Drei Schauspieler, die nach antiker Tradition auch die Frauenrollen spielen, – mehr braucht es nicht, um des Sophokleś Stück lebendig werden zu lassen und uns nach Theben zu beamen. Beeindruckend, wie das Stück so ganz ohne großes Bohei an die Radix geht, bewegend ist, erschreckend, verstörend und echt. Weniger ist mehr –  der Fokus liegt auf dem wirklich Wichtigen: auf den Folgen menschlicher Verblendung und auf Antigone als Reflexionsfolie, die uns modellhaft daran erinnert, dass es Mut und Entschlossenheit kostet, um für seine Überzeugungen einzustehen – und in ihrem Fall – das Leben. 

Solche Modelle sind wichtig, richten sie doch wie in einem Brennglas einen kritischen Blick auch auf die eigene Haltung und regen Schülerinnen und Schüler zum Nachdenken darüber an, was für sie Leitfaden und Richtschnur sein kann, auch wenn es im Alltag zum Glück nicht immer so dramatisch wie in der Tragödie zugeht. 

Umso wichtiger erscheint es da, jeden Tag eine reflektierte Perspektive einzunehmen, sich zu bedeutenden Themen aktiv zu verhalten und Werte, wie Moral und Anstand, vom abstrakten Podest herunterzuholen und im Hier und Jetzt lebbar zu machen. Auch dafür kann Antigone uns Modell sein. 

So sind unsere Schülerinnen und Schüler tief beeindruckt und begeistert von der Leistung der Schauspieler und dem Sog, den das Stück schon nach kurzer Zeit entfaltet. 

„Waren das jetzt wirklich schon 100 Minuten?“ fragen sie sich, da keine/r so recht glauben kann, wie schnell die Zeit verfliegt, wenn einen die Handlung so mitreißt. Und es fällt uns allen schon ein wenig schwer, wieder in die Realität zurückzufinden, als wir den Heimweg antreten… 

Und die Moral von der Geschicht´? Wieder einmal durften wir im HORIZONT Theater ein eindringliches Stück Schauspielkunst erleben, für das wir dankbar sind, da es wahrhaftig nachwirkt, weil es menschliche Leidenschaften –  also das, was uns umtreibt – behandelt. Und nicht zuletzt auch daran erinnert, dass es neben Netflix Serien und digitalen devices doch auch noch die Begegnung mit echten Menschen gibt –  auf einer Holzrampe vor den Toren Thebens. 
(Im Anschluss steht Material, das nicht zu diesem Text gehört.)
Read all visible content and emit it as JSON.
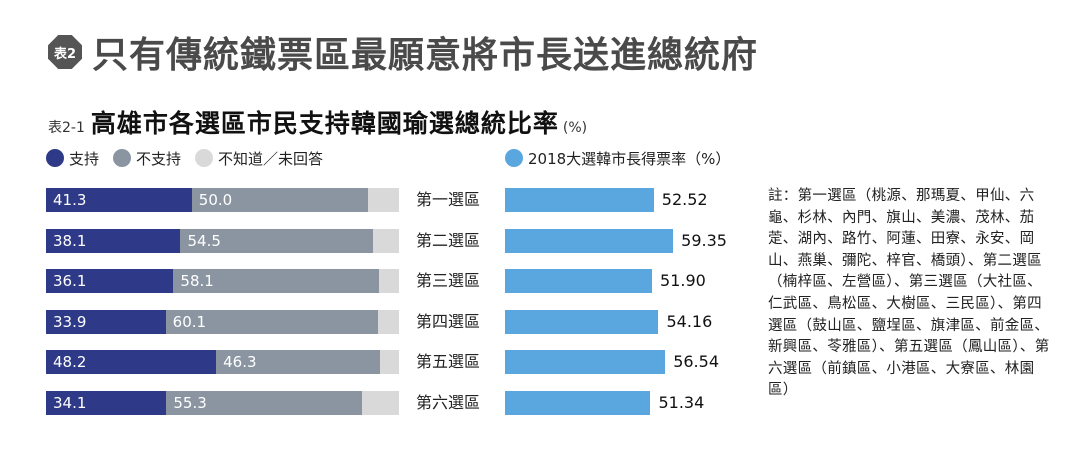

Wir danken daher dem Team des Horizont Theaters für eine tolle und zeitlose Inszenierung und dem Intendanten Christos Nicopoulos für seine interessante und ergiebige Einführung vor der Vorstellung!  

Zudem danken wir erneut dem Förderverein der Heinrich – Böll – Gesamtschule für die wiederholte freundliche Unterstützung – schön, dass Ihr uns das ermöglicht; es ist etwas, das bleibt!